Other revisions dealt with the new private infrastructure facility (“PIF”) provisions. These amendments allow a proponent to apply for approval of a project as a PIF if the Coordinator-General is satisfied that the project in question has been subject to an environmental assessment under an Act other than SDPWO and that the assessment process has been adequate. The purpose of this amendment is to provide that projects which may be suitable for approval as a PIF are not precluded from applying. A related amendment requires the proponent to negotiate with the landowners for a minimum of six months (an increase from the originally proposed four month negotiation period) and take reasonable steps to purchase the land before seeking approval as a PIF. This is to ensure further fairness to landowners and to encourage the earliest practical notification of intent to acquire land.  

Otherwise, the amendments to the Bill were relatively minor.  

These included a number of changes to the clauses in the Bill which sought to amend the Environmental Protection Ac 1994. These included the adoption of the term ‘applicable event’ instead of ‘emergent event’ to remove confusion in describing when a temporary emissions licence (“TEL”) may be approved, rewording a section to ensure that broader economic considerations (as opposed to financial impacts on an individual applicant) are taken into account when granting a TEL, and inserting new clauses to ensure that proper administrative records are kept.  

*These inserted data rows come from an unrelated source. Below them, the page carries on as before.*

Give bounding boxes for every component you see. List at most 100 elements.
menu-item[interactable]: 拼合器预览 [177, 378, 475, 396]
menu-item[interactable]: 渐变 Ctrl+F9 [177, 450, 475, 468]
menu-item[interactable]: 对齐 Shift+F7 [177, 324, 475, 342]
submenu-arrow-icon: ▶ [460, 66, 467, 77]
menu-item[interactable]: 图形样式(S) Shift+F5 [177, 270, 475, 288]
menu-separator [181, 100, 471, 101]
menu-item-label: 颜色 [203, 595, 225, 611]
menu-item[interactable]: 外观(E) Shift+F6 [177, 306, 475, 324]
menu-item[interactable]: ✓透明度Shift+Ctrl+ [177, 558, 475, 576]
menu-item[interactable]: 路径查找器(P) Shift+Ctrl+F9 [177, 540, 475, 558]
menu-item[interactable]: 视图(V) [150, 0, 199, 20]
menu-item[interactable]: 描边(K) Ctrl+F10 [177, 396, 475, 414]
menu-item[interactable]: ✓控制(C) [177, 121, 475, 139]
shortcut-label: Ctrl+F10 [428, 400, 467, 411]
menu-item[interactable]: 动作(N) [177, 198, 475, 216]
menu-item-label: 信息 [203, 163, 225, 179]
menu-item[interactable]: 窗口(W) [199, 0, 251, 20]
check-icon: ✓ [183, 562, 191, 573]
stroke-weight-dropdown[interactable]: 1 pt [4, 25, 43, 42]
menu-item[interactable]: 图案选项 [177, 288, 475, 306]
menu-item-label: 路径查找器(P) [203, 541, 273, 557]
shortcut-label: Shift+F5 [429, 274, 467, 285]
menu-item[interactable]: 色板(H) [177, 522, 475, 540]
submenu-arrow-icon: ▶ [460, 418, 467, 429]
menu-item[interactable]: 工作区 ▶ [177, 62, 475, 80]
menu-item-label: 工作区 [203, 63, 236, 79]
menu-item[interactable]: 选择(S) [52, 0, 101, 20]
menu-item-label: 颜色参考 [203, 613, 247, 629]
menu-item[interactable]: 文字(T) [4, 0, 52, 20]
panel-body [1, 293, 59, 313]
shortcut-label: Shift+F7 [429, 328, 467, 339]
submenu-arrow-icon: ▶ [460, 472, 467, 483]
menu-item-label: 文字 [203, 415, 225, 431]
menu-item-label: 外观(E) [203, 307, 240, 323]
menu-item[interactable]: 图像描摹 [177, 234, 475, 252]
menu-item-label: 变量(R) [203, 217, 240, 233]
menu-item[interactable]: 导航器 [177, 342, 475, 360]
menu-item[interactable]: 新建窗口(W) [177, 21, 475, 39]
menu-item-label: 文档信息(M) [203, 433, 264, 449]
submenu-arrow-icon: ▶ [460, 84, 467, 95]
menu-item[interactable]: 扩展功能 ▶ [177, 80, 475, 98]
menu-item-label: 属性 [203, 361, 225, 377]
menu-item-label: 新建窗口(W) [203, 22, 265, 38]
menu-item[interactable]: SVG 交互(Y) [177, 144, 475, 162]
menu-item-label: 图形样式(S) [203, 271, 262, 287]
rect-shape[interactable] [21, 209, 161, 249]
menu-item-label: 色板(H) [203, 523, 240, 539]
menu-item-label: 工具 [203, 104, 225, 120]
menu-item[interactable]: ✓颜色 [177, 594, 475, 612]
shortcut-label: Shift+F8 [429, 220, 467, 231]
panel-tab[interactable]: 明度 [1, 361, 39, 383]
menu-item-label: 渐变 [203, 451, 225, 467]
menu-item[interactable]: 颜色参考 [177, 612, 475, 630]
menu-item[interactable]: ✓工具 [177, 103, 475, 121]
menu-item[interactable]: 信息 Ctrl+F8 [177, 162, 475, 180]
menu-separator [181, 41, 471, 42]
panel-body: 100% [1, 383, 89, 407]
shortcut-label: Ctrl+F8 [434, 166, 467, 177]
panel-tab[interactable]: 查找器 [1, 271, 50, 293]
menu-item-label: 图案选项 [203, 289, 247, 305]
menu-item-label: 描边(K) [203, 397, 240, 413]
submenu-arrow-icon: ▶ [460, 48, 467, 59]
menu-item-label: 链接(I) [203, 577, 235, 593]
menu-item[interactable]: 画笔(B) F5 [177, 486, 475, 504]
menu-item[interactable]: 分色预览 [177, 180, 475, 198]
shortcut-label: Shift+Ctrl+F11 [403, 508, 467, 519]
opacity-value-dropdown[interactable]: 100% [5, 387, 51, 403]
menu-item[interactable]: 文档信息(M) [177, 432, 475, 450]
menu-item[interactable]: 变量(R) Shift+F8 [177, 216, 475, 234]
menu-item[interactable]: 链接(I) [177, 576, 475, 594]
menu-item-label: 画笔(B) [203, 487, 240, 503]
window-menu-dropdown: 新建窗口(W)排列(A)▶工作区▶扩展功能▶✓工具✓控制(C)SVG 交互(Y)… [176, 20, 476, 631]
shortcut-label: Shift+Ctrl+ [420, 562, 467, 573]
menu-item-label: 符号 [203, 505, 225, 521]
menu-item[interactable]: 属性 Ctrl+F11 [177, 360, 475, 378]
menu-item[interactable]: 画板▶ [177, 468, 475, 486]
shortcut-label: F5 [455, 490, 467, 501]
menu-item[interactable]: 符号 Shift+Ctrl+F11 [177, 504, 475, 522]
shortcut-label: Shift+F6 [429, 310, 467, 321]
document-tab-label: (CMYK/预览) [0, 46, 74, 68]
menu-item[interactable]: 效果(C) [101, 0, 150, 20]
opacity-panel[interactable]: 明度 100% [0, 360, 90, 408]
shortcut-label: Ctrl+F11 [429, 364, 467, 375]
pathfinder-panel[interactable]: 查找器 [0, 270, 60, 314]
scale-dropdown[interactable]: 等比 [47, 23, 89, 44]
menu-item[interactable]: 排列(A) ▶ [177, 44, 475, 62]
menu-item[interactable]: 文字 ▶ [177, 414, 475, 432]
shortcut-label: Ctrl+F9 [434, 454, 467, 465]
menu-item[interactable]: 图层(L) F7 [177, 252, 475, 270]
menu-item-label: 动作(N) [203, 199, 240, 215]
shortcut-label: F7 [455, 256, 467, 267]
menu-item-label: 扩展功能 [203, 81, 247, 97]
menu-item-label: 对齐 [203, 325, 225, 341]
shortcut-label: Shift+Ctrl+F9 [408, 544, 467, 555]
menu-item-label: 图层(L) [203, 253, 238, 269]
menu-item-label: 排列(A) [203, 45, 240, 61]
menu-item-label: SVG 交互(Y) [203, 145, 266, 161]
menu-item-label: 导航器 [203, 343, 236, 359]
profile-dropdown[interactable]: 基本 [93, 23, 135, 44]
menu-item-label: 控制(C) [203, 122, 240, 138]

Two minor amendments were also made to the clauses in the Bill which sought to amend the South Bank Corporation Act 1989 (“SBCA”). The first of which removes “placing an advertising device on buildings” from the definition of “operational work” to ensure that the erection or affixing of advertising signage within South Bank will not require development approval under the SBCA. The second amendment empowers security guards, engaged by the Brisbane City Council, to issue 24-hour exclusion notices in the same way police officers are empowered by the SBCA.1 1 The Explanatory Notes for these amendments note, specifically in relation to this amendment, that the Council is empowered to make application to the Court for a long term exclusion, in accordance with s 86 of the SBCA.  


Overall, the Bill as passed retained most of the sweeping changes that were proposed when the Bill was first introduced to the Parliament. The true test will come when the Bill commences and the proposed changes begin to take practical effect. However, with a date of commencement still yet to be confirmed, it may be some time before we see any consequences of the government’s new economic development vision.